Read Also: Household consumption data of N42.5 trillion confirms understated GDP

According to the 2021 H1 Consumption report by the National Bureau of Statistics (NBS), household consumption rose 13.7 percent to N54.8 trillion in the first half of 2021 compared to N48.2 trillion in H1 2020.

Although inflation has been declining for eight straight months, at 15.44 percent in November 2021, most Nigerians are yet to feel the impact on the prices of goods and services.

“Currently, the average Nigerian consumer is worse off, with a contracted spending wallet due to high food inflation, and generally frailer real income levels,” analysts at FBNQuest said.

Similarly, Ayodeji Ebo, head – retail investment, Chapel Hill Denham said the increase in household spending is a signal that people are spending more as a result of an increase in prices of goods and services not because they are earning more.

The report also highlighted that across the coverage companies, cumulative turnover in the first nine months of 2021 rose by 34.6 percent year on year, aided by strong consumer demand and price increases by FMCGs across popular portfolio products.

“However, high-cost inflation, insecurity in northern Nigeria and global supply challenges compressed the cumulative gross margin of our coverage companies to 2.1 percent in the first nine months of 2o21,” It added.

In 2022, analysts at FBNQuest expect a few factors to drive the performance of the consumer goods industry. One of the things expected is pressures on the food basket to persist.

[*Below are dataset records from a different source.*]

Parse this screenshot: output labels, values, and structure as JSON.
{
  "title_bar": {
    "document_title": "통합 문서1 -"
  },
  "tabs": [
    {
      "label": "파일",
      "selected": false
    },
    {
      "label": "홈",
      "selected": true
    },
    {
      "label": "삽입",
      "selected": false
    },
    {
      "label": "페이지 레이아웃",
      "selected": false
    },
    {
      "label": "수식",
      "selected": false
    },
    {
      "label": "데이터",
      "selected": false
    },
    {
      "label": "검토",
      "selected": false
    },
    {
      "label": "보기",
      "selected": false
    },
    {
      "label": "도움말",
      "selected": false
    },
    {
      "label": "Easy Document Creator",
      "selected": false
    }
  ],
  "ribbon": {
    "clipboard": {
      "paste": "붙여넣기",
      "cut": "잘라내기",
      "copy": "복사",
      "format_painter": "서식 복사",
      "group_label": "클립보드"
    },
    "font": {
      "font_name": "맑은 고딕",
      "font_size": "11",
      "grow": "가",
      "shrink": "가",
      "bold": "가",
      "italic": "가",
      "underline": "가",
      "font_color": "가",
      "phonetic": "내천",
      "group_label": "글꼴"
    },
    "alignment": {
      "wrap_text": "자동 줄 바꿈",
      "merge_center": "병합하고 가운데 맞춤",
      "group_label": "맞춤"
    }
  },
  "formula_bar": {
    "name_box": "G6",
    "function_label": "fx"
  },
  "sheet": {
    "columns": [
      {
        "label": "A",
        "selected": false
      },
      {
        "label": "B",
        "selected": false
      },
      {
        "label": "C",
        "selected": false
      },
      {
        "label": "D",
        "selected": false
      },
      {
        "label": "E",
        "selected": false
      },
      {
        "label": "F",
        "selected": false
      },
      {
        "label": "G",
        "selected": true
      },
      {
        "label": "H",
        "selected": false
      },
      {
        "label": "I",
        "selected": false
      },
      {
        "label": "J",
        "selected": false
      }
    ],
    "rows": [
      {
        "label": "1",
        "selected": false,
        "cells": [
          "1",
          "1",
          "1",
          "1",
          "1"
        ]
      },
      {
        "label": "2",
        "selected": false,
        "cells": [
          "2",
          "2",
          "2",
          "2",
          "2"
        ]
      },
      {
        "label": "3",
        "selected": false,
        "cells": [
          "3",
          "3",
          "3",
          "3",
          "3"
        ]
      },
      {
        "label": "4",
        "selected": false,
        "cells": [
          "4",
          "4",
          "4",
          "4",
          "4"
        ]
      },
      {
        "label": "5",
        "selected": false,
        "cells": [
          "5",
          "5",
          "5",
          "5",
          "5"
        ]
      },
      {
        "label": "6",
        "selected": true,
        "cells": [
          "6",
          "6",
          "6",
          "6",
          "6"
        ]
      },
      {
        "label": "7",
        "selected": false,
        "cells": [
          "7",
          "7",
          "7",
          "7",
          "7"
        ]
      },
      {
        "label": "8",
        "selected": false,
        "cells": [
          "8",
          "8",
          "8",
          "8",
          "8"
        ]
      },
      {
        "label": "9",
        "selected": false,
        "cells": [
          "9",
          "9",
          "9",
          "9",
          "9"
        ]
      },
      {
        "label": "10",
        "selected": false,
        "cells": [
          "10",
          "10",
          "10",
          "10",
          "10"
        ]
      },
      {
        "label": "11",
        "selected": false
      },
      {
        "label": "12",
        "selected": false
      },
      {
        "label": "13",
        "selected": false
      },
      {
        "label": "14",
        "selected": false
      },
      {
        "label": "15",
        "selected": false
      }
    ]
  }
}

“We believe industry competition, supply chain disruptions and insecurity will trigger price adjustments. Secondly, we expect that industry volume recovery will be sustained especially over H1’22, analysts stated,” analysts said.

They further added that this will be achieved via different strategies including further sachatisation. “Thirdly, we anticipate increased CAPEX to keep in touch with competition as well as new M&A announcements and capital raising activity.”